'Bewitched' Star Elizabeth Montgomery — inside Life and Death of the Beloved Icon
Elizabeth Montgomery got renowned for her role in the hit television series "Bewitched." She died in 1995.
Montgomery was viewed as one of the hottest and most attractive ladies in Hollywood during her prime. Her blonde hair and green eyes were etched into people's hearts and minds.
According to IMDb, Montgomery was the daughter of screen actor Robert Montgomery and Broadway actress Elizabeth Allen. She became best known for her role in "Bewitched," where she played the benevolent witch Samantha Stephens.
A SUCCESSFUL SITCOM
"Like most people, I secretly hope that it's true - that there are witches like Samantha, and that families like hers really do exist," Montgomery once said.
As reported by Closer Weekly, "Bewitched" ran from 1964 to 1972. The sitcom looked at the marriage between a witch and a mortal male, and the comic chaos that originates from them attempting to carry on with an ordinary life.
The prevalence of the sitcom was tremendous. Many people also admired Montgomery for her excellent performance as Samantha.
"She was everything you could possibly want your favorite TV star to be in real life," author Herbie J Pilato once said. "I mean, she was so warm and welcoming, especially for someone so private and protected."
Montgomery was married four times, according to Biography. The acclaimed actress and businessman Frederick Gallatin Cammann got married in 1954, but their union lasted only one year.
She made her TV debut on her dad's playhouse arrangement, "Robert Montgomery Presents."
PERSONAL LIFE AND CAREER
Her second husband was actor Gig Young from 1956 to 1963. After the divorce, Montgomery married "Bewitched" producer-director William Asher that year.
The two ended their marriage in 1973. Montgomery and Asher shared three children — Willy, Robert, and Rebecca Elizabeth. Two years later, Montgomery lived with her fourth husband, Robert Foxworth, and was with him until she died in 1995.
Montgomery was born in April 1933, in Los Angeles, California, according to Britannica.
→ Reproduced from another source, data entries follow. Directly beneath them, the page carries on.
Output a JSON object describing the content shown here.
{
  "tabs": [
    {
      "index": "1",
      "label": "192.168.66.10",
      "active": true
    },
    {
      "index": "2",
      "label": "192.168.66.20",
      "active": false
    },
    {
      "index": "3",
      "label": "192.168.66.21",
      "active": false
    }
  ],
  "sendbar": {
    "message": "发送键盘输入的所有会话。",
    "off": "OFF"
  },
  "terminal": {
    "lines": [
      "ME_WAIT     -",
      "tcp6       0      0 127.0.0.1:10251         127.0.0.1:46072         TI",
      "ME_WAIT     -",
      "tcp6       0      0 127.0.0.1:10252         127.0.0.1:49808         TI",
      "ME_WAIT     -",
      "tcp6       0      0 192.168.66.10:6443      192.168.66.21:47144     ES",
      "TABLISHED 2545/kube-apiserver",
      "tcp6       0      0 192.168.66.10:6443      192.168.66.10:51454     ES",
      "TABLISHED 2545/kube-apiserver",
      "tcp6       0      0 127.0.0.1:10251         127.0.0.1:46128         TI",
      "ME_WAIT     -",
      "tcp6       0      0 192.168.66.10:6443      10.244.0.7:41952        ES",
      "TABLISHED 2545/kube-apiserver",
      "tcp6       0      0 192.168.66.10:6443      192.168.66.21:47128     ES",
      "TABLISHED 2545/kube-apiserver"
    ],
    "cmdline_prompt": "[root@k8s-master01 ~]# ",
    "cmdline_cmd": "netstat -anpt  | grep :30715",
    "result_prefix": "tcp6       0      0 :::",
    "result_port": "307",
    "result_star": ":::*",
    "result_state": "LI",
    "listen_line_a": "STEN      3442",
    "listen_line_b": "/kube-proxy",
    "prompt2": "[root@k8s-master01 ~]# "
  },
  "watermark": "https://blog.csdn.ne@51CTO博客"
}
She went to the American Academy of Dramatic Arts in New York City.
She made her TV debut on her dad's playhouse arrangement, "Robert Montgomery Presents." During the 1950s and '60s, she showed up on several television shows, including "Wagon Train" (1959), "The Untouchables" (1960), and "Rawhide" (1963).
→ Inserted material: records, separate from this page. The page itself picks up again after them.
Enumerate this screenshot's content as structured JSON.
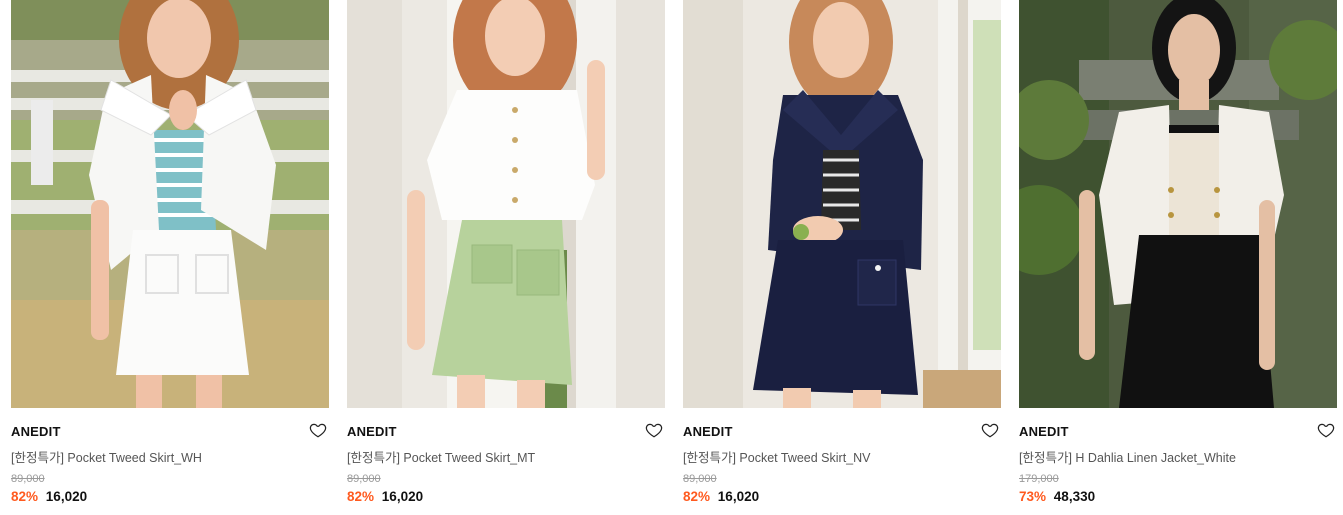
{
  "products": [
    {
      "brand": "ANEDIT",
      "name": "[한정특가] Pocket Tweed Skirt_WH",
      "original_price": "89,000",
      "discount": "82%",
      "price": "16,020",
      "image_label": "model wearing white collared jacket and white tweed skirt outdoors"
    },
    {
      "brand": "ANEDIT",
      "name": "[한정특가] Pocket Tweed Skirt_MT",
      "original_price": "89,000",
      "discount": "82%",
      "price": "16,020",
      "image_label": "model wearing white blouse and mint tweed skirt by window"
    },
    {
      "brand": "ANEDIT",
      "name": "[한정특가] Pocket Tweed Skirt_NV",
      "original_price": "89,000",
      "discount": "82%",
      "price": "16,020",
      "image_label": "model wearing navy collared jacket and navy tweed skirt by window"
    },
    {
      "brand": "ANEDIT",
      "name": "[한정특가] H Dahlia Linen Jacket_White",
      "original_price": "179,000",
      "discount": "73%",
      "price": "48,330",
      "image_label": "model wearing white linen jacket and black skirt in garden"
    }
  ],
  "colors": {
    "discount": "#ff5a1f",
    "strikethrough": "#9a9a9a",
    "text": "#111111",
    "subtext": "#555555"
  },
  "icons": {
    "wishlist": "heart-outline-icon"
  }
}
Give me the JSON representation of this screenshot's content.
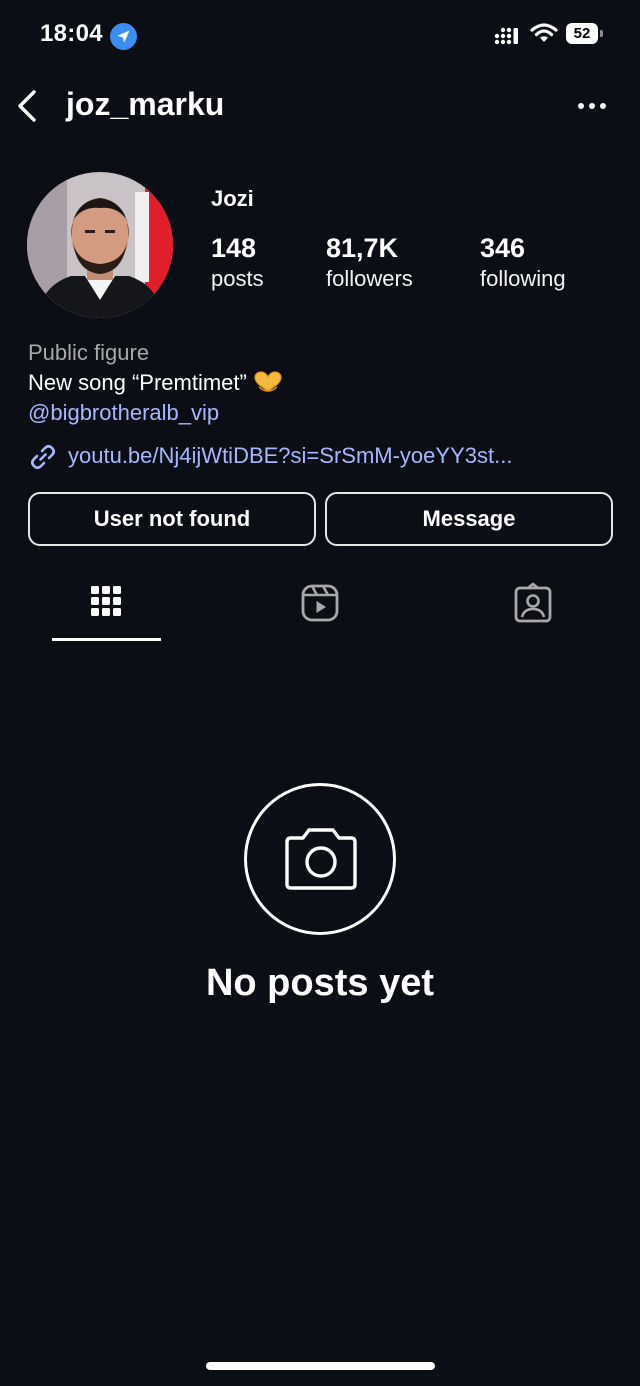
{
  "status_bar": {
    "time": "18:04",
    "battery": "52",
    "icons": [
      "location-arrow-icon",
      "signal-icon",
      "wifi-icon",
      "battery-icon"
    ]
  },
  "header": {
    "username": "joz_marku",
    "back_icon": "chevron-left-icon",
    "more_icon": "ellipsis-icon"
  },
  "profile": {
    "display_name": "Jozi",
    "stats": [
      {
        "number": "148",
        "label": "posts"
      },
      {
        "number": "81,7K",
        "label": "followers"
      },
      {
        "number": "346",
        "label": "following"
      }
    ],
    "category": "Public figure",
    "bio": "New song “Premtimet”",
    "bio_emoji": "heart-hands-emoji",
    "mention": "@bigbrotheralb_vip",
    "link": "youtu.be/Nj4ijWtiDBE?si=SrSmM-yoeYY3st..."
  },
  "actions": {
    "primary": "User not found",
    "secondary": "Message"
  },
  "tabs": [
    {
      "icon": "grid-icon",
      "active": true
    },
    {
      "icon": "reels-icon",
      "active": false
    },
    {
      "icon": "tagged-icon",
      "active": false
    }
  ],
  "empty_state": {
    "icon": "camera-icon",
    "title": "No posts yet"
  },
  "colors": {
    "background": "#0b0e14",
    "link": "#a8b6ff",
    "muted": "#a8a8a8",
    "accent_blue": "#3b8df2"
  }
}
She was also picked to star in films such as "The Court-Martial of Billy Mitchell" (1955) and "Johnny Cool" (1963). Montgomery later appeared as a dramatic actress.
She starred in several made-for-television films like "The Legend of Lizzie Borden" (1975), "A Case of Rape" (1974), and "Black Widow Murders: The Blanche Taylor Moore Story" (1993).
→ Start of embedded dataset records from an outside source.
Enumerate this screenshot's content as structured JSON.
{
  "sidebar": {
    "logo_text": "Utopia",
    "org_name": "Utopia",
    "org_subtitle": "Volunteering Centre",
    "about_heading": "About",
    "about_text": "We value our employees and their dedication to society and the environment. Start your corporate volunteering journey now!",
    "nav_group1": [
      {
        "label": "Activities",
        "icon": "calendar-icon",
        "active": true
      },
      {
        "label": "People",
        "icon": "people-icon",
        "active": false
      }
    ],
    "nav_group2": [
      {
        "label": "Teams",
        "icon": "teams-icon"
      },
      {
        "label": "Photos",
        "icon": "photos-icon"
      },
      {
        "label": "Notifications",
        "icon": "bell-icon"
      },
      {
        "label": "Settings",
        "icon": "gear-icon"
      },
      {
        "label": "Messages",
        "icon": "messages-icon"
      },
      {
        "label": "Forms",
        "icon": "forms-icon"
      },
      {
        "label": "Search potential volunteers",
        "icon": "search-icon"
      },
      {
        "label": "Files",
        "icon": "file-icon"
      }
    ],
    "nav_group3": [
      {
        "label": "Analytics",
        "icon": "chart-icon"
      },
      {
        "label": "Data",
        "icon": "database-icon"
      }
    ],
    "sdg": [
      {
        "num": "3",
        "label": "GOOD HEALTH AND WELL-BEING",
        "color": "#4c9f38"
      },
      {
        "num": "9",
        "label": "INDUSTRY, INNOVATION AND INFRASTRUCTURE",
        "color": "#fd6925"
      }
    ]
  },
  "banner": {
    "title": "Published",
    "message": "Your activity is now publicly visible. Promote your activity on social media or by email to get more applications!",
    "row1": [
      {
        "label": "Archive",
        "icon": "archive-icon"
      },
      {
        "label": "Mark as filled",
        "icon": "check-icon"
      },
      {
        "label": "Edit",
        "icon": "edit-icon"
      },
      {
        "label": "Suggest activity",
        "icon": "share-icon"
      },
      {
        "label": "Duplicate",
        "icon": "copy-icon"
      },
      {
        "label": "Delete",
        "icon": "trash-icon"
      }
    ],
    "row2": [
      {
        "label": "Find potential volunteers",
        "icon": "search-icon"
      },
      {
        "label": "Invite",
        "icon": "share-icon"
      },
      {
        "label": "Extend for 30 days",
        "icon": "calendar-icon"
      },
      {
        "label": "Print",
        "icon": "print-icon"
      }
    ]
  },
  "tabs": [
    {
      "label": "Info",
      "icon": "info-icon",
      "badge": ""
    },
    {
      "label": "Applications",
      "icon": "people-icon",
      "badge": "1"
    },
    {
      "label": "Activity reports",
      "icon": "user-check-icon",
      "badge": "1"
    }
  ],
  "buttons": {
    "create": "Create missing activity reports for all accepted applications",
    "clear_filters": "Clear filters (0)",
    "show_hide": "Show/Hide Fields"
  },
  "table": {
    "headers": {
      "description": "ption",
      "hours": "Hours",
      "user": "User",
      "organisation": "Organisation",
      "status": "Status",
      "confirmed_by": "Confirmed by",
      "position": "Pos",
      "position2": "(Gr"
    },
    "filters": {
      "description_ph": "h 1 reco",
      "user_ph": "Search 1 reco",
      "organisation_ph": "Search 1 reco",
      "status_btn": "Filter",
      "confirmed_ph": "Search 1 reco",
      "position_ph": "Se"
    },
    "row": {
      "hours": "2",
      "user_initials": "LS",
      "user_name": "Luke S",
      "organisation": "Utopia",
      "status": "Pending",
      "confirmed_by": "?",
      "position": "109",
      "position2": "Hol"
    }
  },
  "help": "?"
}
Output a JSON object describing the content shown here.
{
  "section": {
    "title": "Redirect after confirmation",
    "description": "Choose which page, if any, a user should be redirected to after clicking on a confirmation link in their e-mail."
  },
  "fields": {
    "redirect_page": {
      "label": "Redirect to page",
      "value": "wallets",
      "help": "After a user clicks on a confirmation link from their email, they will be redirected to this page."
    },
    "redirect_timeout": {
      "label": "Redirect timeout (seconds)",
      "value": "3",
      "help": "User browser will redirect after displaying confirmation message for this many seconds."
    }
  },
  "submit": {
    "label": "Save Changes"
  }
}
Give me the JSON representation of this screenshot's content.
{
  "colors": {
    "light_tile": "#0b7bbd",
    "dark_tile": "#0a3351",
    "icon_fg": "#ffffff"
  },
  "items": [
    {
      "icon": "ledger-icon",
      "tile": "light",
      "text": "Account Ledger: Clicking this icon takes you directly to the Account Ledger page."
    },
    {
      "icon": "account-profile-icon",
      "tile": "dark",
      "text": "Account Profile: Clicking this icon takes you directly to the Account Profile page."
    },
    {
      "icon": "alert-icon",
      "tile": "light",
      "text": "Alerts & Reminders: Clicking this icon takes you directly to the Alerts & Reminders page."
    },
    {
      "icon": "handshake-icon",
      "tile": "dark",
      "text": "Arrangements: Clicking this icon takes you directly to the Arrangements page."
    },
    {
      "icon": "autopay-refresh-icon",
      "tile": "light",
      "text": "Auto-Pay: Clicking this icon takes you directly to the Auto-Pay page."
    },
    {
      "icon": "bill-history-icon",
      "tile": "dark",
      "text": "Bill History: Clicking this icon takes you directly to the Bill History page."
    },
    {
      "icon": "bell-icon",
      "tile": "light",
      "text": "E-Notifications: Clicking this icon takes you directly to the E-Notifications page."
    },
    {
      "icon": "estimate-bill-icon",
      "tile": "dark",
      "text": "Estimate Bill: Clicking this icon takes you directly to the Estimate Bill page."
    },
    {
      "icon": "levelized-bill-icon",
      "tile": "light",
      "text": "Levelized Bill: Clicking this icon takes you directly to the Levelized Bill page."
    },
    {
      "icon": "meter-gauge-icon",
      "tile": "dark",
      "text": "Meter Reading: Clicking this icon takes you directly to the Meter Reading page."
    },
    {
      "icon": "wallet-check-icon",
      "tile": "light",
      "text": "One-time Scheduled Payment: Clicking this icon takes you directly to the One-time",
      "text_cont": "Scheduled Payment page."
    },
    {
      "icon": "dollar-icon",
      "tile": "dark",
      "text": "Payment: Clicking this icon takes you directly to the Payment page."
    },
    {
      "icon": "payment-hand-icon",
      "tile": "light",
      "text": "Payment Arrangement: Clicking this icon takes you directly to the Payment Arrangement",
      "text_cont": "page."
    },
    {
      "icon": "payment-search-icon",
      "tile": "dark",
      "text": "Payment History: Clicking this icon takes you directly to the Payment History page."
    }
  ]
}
Montgomery was diagnosed with colon cancer in March 1995, according to Biography. On May 18, 1995, she passed away at 62 years old.
Her own campaigns incorporate AmFAR, The American Foundation for AIDS research. She routinely supported liberal causes as well. In 1998, Montgomery's children and husband donated her wardrobe for auction with the goal of raising money for AIDS charities.